Chairman and CEO Krish Krishnan is an experienced biotech executive. But even he didn’t expect to go from self-funding Krystal Biotech to IPO in 18 months.
The Pittsburgh-based company, which Krishnan co-founded with his wife and COO Suma Krishnan, is working to develop to develop treatments for rare, orphan skin diseases caused by the absence of, or a mutation in, a single gene.
“We were humming along,” he says. “We weren’t really seriously thinking of going public in 2017. We thought maybe it would be a 2018, 2019 type thing. But we had some good interest from investors on Wall Street, ones that had been in biotech and tend to be patient and long term and let the story play out.”
Biotech takes a while to start generating revenue because there are multiple phases of trials and studies. This inbound interest, however, formed the basis for taking Krystal Biotech public so quickly.
“It was a bit of a whirlwind, but the one advantage I had is it’s not my first IPO,” Krishnan says.
Here’s what he had to say about IPOs, venture funding and biotechnology.
A unique path
Krishnan was bitten by the biotech bug early in his career, when his company got a drug approved and he heard stories from friends about their children being able to take the drug and feel better.
“The real goal is not as much to go IPO, it’s to get a good treatment for a disease approved,” he says.
Normally, a biotech founder goes to the venture capital markets in San Francisco or Boston, Krishnan says.

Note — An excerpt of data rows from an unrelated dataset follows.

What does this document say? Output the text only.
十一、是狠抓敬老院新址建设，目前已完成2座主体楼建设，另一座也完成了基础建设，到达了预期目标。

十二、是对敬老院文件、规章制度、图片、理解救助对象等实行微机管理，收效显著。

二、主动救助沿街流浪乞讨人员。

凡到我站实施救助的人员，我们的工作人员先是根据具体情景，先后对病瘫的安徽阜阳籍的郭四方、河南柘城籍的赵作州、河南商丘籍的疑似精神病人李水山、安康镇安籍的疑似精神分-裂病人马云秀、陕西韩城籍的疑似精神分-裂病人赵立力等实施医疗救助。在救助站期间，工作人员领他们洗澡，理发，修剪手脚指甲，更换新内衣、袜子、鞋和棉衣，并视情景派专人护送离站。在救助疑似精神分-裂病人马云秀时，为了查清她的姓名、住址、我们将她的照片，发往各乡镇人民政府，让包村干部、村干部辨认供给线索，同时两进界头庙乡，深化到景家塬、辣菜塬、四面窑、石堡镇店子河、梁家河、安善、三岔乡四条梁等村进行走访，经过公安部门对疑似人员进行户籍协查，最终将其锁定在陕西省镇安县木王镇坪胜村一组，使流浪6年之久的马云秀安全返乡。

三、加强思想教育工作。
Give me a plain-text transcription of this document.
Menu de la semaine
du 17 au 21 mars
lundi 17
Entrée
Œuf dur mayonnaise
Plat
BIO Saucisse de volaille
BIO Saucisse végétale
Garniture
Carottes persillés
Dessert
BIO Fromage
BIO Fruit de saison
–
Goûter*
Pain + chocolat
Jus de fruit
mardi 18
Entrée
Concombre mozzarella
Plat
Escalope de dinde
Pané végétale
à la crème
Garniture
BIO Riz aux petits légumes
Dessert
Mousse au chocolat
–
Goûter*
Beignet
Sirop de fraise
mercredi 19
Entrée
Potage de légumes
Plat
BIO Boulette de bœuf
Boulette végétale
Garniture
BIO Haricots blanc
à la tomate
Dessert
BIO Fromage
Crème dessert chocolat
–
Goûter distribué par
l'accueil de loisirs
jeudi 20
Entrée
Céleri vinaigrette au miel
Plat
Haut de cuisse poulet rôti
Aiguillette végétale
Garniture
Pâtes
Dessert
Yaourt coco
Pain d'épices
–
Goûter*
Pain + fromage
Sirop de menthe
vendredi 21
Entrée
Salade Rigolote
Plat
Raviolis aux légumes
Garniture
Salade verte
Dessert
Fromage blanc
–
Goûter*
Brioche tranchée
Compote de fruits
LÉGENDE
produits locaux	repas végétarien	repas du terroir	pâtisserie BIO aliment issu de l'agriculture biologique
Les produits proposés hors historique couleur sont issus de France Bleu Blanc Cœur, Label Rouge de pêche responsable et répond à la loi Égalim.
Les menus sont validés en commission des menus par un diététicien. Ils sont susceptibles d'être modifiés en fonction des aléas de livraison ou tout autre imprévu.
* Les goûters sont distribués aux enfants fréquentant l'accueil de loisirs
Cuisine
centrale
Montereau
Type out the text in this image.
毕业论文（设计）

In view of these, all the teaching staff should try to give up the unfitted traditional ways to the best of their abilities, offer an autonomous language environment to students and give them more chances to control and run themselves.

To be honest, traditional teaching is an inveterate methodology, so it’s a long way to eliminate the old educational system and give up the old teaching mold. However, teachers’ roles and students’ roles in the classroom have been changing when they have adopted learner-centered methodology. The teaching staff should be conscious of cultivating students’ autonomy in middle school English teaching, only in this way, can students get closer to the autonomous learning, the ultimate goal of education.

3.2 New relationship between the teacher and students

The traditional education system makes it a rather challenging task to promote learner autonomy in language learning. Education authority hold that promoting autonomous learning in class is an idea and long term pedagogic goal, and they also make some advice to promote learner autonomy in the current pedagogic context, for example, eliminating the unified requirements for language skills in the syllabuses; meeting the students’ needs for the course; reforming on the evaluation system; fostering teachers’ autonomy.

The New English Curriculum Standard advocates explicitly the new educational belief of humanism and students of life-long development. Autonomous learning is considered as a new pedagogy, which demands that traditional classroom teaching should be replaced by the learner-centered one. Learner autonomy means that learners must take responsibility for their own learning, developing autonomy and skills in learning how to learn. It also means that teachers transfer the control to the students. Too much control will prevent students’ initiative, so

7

“They usually provide a few rounds of funding,” he says. “The typical number of rounds is three to five, Series A, B, C, D, E, something like that. There’s usually a crossover following the VC, and then the company goes public. A typical biotech company from start to IPO is more like a four- to five-year run.”
Krystal Biotech’s route was different.
The Krishnans self-funded the business in April 2016. They took on two rounds of corporate venture capital, raising more than $18 million, before going public in September 2017. As a public company, Krystal has done two additional rounds of financing, a private placement in 2018 and an additional public offering in June of this year, raising another $200 million in total.
This approach was a deliberate choice by the Krishnans, who were fortunate with prior successes in the industry to be able to invest in a biotech idea.
The VC market provides value in terms of guidance and experience, but in exchange they take a lot of equity, Krishnan says. That means many times, entrepreneurs, after a couple of rounds of financing, realize they’re not the bosses anymore.
“The ownership shifts from the entrepreneur to the venture capitalists pretty quickly, and then the direction and a lot of decisions do not solely exist in the hands of the entrepreneur,” he says.
Because it takes years before a biotech startup sees revenue, it’s even more of a challenge to remain a pure entrepreneur without diluted ownership, Krishnan adds.
“In our case, given my prior record, it was a conscious decision to stay away and try and keep as much of the ownership in the company as possible,” he says.
Just the beginning
Krystal Biotech is Krishnan’s third IPO. Over time, he has found that you get a feel for investors, so you can be a little more careful about who you place your stock into, like keeping your institutional base concentrated on investors who are more patient.
“You have some control, saying, ‘Look, I do not want to sell so many shares to this company because they tend to go long and short and if I’m delayed by a couple of weeks, then they sell the stock and that would cause unnecessary volatility in the stock market,’” he says.
The IPO happens fast. Assuming you have good fundraising, you’re approached by a bunch of investors and bankers, so that familiarity is helpful.
“If you’ve been in the markets before and you see names you recognize, you can say, ‘Hey, I’d rather give X more shares and Y less shares.’” Krishnan says. “But the first time you’re doing it, you don’t really have a feel for who is good, bad, so you tend to listen to the bankers who are taking you public — and that may not always be 100 percent aligned with what you want to do.”
Krishnan warns that going public is just a financing transaction at its root.
“A lot of people assume that going public is like the you-have-arrived-moment, but it’s actually just the beginning,” he says.
Krishan also is a proponent of the public markets. He feels the valuation doesn’t rely as much on individual investor opinions and typically is higher with a broad investor base and greater transparency.
Obviously, the downside is it’s a lot of work to keep up with the required procedures and processes. That’s why he recommends figuring out your business strategy first as a private company. Then, when you go public, it’s more about execution of a clear marching order.
“Wall Street does not appreciate you ironing out your issues in public,” Krishnan says.
Bright future
Another component of biotech is to do financing on the heels of good data, such as a well-received Phase I trial.
“Biotech companies that tend to raise money without a good data release, they usually raise money at a 20 percent discount or a 30 percent discount, depending on the market and how choppy it is,” Krishnan says.
It’s not always easy to time these things, he says. But Krystal was fortunate that its two funding rounds as a public company were able to be done on the back of good data.
Today, the company has more than 40 employees with plans to build a second manufacturing facility and probably double its employee count over the next 15 months.
“We think we have raised enough money to realistically take us into 2021,” Krishnan says, adding that the hope is by then the company’s lead research drug may be able to start to bringing in revenues.